China Basin's new addition to wrap up soon
San Francisco Business Times - June 15, 2007
by J.K. Dineen
Story Images

The new China Basin is taking shape.

With the last of 3,150 tons of structural steel scheduled to be hoisted to the top of 185 Berry St. on June 19, China Basin owners McCarthy Cook and RREEF are on schedule to complete the exterior of their 175,000-square-foot expansion by December.

The addition, being built atop the existing 230,000-square-foot structure, will represent the first new speculative biotech space coming to market since Alexandria Real Estate Equities completed 1700 Owens St. in December 2006. And with Alexandria just starting construction on four more biotech buildings, China Basin will likely have the city's only new biotech space available before early 2009.

Richard Hayes, a former Equity Office Properties executive recently hired to head up leasing at China Basin, said the space will be flexible enough to accommodate both life sciences and more traditional offices.

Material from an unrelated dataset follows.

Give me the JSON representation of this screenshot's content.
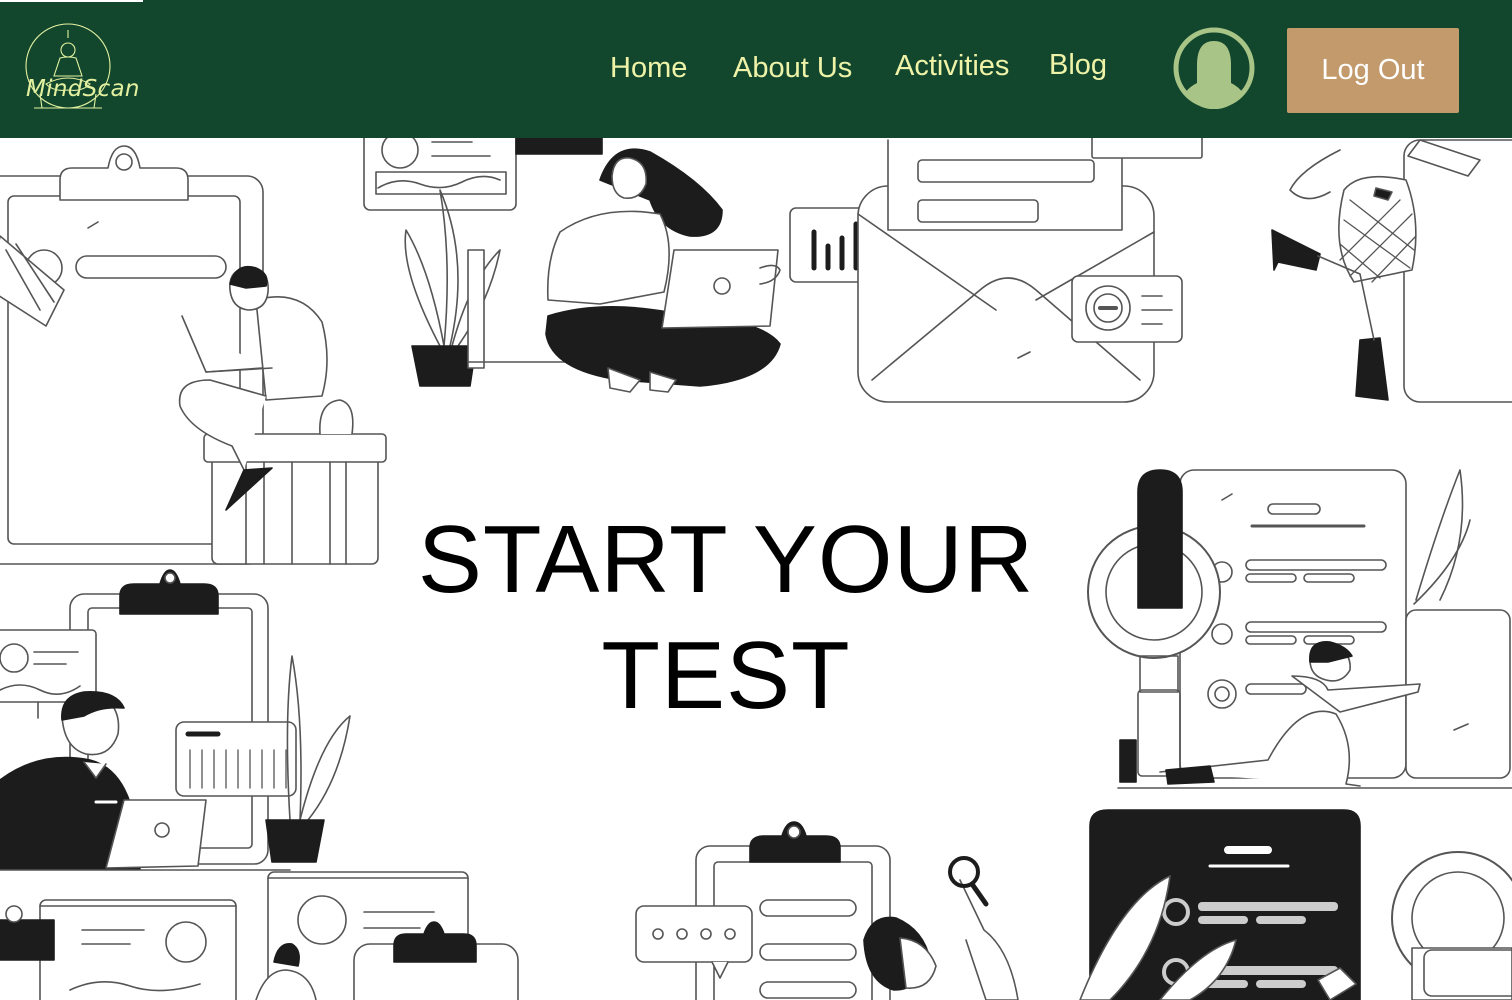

"The good news is we can hunt from both camps," said Hayes. "We could go all office, or all lab. It will likely be a 50-50 mix."

A feat of engineering and construction, the expansion includes a seismic isolation system like those in place at San Francisco City Hall and the Golden Gate Bridge. The isolation system, designed by structural engineer Simpson Grumpertz, will reduce ground motions transmitted into the structure by allowing the two-story addition to move up to three feet in any direction, independent of the lower part of the building, according to Mike Freeman, executive vice president at McCarthy Cook & Co.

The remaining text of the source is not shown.